Rents spiking, vacancies dropping in Hamilton

Hamilton Spectator

A dip in vacancies and a spike in rents threaten to make the city’s social housing wait list longer and put more people on the street, city staff say.

“There will definitely be great hardship for people,” Kirstin Maxwell, policy and program specialist in the city’s housing services division, told councillors Monday.

Between 2013 and 2014, Hamilton’s vacancy rate fell to 2.3 per cent from 3.9 per cent, notes a city report based on Canada Mortgage and Housing Corporation data.

The scarce supply is helping drive up rents: the average market rental unit went for $678 in 2006, jumped to $720 in 2010, and was $813 last year.

The situation is making it harder to find adequate affordable rental units and could drive up the cost of tax levy-supported social housing subsidies, city staff said.

The staff report only analyzed purpose-built rental properties of six or more units, but offered no picture of the city’s “secondary rental market,” which includes second dwellings, accessory apartments, duplexes, converted homes and rented condos.

Waterdown is bursting with new homes, but residents have few options when it comes to affordable rentals, Flamborough councillor Judi Partridge said.

“They’re getting priced right out of the market.”

Several factors contribute to the situation: more stringent mortgage rules, a decades-long dearth of new purpose-built rental units, higher demand among young people and older adults for rentals, and a growing population.

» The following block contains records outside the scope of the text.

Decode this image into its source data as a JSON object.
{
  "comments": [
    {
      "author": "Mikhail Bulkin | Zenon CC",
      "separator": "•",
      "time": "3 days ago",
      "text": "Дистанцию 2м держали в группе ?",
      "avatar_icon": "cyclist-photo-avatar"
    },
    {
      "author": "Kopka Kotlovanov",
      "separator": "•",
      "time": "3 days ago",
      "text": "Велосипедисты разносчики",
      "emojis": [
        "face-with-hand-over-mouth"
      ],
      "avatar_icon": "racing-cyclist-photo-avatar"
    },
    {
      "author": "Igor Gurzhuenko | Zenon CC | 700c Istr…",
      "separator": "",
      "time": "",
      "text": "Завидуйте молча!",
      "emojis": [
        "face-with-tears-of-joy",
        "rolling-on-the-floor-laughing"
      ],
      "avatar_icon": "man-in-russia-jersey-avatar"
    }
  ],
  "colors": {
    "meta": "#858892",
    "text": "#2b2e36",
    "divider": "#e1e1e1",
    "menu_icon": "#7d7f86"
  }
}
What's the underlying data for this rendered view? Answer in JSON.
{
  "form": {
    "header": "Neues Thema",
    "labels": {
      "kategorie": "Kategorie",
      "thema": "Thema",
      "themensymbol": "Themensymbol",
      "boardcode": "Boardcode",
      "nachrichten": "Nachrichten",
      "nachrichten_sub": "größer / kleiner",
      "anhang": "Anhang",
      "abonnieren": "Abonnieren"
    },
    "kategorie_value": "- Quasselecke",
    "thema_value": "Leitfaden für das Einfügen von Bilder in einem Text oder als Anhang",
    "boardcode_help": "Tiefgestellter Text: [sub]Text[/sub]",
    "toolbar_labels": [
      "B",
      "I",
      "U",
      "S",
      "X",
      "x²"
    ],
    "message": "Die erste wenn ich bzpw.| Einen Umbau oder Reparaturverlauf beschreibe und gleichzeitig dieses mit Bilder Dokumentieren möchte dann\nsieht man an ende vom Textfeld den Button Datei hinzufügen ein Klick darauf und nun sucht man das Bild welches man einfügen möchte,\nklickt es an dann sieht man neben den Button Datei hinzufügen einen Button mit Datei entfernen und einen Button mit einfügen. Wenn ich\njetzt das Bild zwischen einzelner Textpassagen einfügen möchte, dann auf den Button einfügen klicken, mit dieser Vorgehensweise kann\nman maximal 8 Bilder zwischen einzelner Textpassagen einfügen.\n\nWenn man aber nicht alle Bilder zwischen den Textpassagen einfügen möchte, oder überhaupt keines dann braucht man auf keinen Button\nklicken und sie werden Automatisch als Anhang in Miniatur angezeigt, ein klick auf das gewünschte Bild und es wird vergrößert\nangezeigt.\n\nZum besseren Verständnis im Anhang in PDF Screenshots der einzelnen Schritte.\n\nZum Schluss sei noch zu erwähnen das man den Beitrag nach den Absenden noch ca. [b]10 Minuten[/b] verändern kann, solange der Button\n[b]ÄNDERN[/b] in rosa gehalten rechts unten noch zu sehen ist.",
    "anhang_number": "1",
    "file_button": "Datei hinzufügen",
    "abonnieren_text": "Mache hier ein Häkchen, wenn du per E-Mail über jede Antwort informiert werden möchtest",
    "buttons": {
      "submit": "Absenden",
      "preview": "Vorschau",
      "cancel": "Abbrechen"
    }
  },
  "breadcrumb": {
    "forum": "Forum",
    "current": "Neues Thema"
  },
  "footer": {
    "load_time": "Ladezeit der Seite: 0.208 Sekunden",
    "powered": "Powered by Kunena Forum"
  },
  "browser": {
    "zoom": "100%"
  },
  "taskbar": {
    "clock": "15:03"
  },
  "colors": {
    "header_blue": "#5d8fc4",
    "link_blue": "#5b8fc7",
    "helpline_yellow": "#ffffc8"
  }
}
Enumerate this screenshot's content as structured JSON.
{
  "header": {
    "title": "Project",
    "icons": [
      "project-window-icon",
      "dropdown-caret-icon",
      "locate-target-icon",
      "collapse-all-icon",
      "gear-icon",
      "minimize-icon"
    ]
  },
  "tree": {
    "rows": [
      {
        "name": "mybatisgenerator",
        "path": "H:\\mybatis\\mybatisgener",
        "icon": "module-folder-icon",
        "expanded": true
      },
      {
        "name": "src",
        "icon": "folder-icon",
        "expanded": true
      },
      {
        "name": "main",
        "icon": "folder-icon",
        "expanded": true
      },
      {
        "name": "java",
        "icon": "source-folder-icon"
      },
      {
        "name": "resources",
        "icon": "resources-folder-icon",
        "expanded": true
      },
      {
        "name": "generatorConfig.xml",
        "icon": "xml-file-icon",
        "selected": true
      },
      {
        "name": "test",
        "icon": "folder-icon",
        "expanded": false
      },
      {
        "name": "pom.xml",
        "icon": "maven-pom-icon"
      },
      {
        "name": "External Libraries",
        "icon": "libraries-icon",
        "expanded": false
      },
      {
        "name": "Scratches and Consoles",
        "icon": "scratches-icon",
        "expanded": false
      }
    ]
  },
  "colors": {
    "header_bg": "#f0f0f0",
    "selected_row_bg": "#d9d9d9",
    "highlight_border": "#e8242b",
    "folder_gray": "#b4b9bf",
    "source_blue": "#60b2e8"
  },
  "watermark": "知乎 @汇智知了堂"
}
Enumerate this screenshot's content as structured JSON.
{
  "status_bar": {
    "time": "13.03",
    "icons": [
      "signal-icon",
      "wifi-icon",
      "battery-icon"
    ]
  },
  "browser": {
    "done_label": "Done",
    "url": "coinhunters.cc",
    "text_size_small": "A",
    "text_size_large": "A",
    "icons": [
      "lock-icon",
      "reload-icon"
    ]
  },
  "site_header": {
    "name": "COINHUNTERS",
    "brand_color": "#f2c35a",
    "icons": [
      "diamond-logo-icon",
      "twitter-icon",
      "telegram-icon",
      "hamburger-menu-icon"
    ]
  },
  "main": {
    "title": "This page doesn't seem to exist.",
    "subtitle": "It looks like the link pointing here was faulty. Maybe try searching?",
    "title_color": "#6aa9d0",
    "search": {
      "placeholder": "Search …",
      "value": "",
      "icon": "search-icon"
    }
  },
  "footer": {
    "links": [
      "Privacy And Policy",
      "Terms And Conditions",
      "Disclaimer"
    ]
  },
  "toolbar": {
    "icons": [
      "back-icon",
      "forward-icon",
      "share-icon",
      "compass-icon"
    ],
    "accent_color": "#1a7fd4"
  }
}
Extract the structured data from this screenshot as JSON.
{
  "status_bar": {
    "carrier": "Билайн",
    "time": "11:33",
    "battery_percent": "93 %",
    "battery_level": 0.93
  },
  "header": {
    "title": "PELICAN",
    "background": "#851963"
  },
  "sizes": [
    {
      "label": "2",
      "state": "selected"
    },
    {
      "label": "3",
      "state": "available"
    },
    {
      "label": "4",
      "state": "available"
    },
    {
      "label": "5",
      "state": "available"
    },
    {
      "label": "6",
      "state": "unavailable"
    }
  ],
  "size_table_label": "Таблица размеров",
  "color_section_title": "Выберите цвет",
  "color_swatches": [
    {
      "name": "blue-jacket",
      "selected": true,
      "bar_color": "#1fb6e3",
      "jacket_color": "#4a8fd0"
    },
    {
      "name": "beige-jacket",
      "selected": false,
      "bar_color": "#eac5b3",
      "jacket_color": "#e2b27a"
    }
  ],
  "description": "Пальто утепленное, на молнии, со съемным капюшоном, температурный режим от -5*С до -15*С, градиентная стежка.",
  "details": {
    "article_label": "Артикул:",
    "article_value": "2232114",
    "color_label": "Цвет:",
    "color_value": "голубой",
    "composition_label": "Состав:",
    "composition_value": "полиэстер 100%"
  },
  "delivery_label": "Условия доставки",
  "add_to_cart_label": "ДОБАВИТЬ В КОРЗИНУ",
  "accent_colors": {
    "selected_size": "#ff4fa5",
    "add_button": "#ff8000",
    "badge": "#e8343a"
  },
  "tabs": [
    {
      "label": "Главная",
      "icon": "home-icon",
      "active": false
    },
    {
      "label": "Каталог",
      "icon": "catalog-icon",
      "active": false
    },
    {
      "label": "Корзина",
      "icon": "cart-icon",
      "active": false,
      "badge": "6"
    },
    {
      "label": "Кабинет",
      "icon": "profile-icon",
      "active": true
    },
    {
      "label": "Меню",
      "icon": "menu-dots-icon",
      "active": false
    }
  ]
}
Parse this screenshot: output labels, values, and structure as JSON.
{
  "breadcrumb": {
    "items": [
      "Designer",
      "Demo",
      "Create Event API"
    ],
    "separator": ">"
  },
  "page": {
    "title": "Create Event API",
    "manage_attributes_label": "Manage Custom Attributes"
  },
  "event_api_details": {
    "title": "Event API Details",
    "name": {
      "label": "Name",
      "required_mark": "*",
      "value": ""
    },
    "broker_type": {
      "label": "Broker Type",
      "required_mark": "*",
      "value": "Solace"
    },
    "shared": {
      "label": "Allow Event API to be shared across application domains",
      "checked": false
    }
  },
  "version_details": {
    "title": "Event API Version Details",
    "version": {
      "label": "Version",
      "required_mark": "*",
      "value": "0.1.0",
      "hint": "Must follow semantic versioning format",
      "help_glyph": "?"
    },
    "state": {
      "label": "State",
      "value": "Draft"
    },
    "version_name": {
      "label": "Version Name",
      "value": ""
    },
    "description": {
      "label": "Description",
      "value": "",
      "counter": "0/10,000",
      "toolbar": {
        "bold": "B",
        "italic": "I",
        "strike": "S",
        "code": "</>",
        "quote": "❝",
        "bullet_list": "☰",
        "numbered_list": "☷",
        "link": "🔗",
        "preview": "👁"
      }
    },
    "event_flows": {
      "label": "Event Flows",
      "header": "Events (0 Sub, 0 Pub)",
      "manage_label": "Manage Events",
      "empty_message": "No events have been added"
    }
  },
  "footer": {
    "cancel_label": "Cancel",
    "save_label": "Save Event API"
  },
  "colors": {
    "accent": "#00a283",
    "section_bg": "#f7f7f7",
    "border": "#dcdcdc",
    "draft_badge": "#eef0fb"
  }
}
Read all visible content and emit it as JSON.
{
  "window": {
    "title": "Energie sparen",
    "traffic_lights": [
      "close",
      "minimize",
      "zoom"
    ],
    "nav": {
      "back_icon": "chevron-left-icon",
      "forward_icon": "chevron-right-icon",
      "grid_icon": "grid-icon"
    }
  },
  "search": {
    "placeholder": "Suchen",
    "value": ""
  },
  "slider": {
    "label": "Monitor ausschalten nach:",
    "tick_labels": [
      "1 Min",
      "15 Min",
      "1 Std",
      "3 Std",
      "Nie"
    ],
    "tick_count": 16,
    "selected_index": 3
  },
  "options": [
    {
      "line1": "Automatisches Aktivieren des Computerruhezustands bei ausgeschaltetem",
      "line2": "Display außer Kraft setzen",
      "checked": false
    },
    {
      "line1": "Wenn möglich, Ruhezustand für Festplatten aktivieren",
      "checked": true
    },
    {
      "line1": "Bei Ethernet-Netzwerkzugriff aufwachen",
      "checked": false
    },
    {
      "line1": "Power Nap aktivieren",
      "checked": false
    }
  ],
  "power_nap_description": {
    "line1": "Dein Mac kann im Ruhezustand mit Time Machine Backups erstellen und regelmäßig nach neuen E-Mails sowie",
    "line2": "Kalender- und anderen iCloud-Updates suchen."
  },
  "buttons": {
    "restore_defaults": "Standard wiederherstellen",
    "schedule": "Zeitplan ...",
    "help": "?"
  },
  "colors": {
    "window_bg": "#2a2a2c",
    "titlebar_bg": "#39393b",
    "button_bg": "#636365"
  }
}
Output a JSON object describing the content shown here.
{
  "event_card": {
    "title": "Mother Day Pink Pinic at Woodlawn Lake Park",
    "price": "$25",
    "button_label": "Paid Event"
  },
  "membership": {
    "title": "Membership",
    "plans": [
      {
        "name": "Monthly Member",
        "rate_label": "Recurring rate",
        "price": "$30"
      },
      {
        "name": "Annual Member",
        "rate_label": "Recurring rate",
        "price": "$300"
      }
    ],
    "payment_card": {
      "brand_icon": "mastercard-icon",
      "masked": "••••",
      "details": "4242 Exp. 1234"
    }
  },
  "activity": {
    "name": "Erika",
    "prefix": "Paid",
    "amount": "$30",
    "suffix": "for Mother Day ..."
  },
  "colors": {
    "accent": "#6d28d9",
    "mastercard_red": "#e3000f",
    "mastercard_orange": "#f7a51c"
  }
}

To feed the demand, some landlords are offering tenants financial incentives to move out so they can renovate buildings and jack up rents.

“That’s one part, but there’s an even more insidious one where they’re just kicking people out,” said Ward 3 Coun. Matthew Green.

Green said landlords serve tenants unwarranted eviction notices and don’t register them, or say they’re going to move in but don’t and renovate instead.

One way to ease the rental crunch is “density bonusing,” a planning policy that allows developers to raise the density of their project if they provide some affordable housing units.

Another is “inclusionary zoning,” which requires a certain percentage of affordable-housing units in a given area. That tool requires a change in provincial legislation.

Coun. Terry Whitehead called the housing services report a wake-up call. “It is the start of a dialogue that I think needs to take place.”

Green said the city should establish a rental registry that includes information about landlords and properties to keep tabs on the unknown “secondary market.

“What I’m concerned about are the situations in housing that we can’t see.”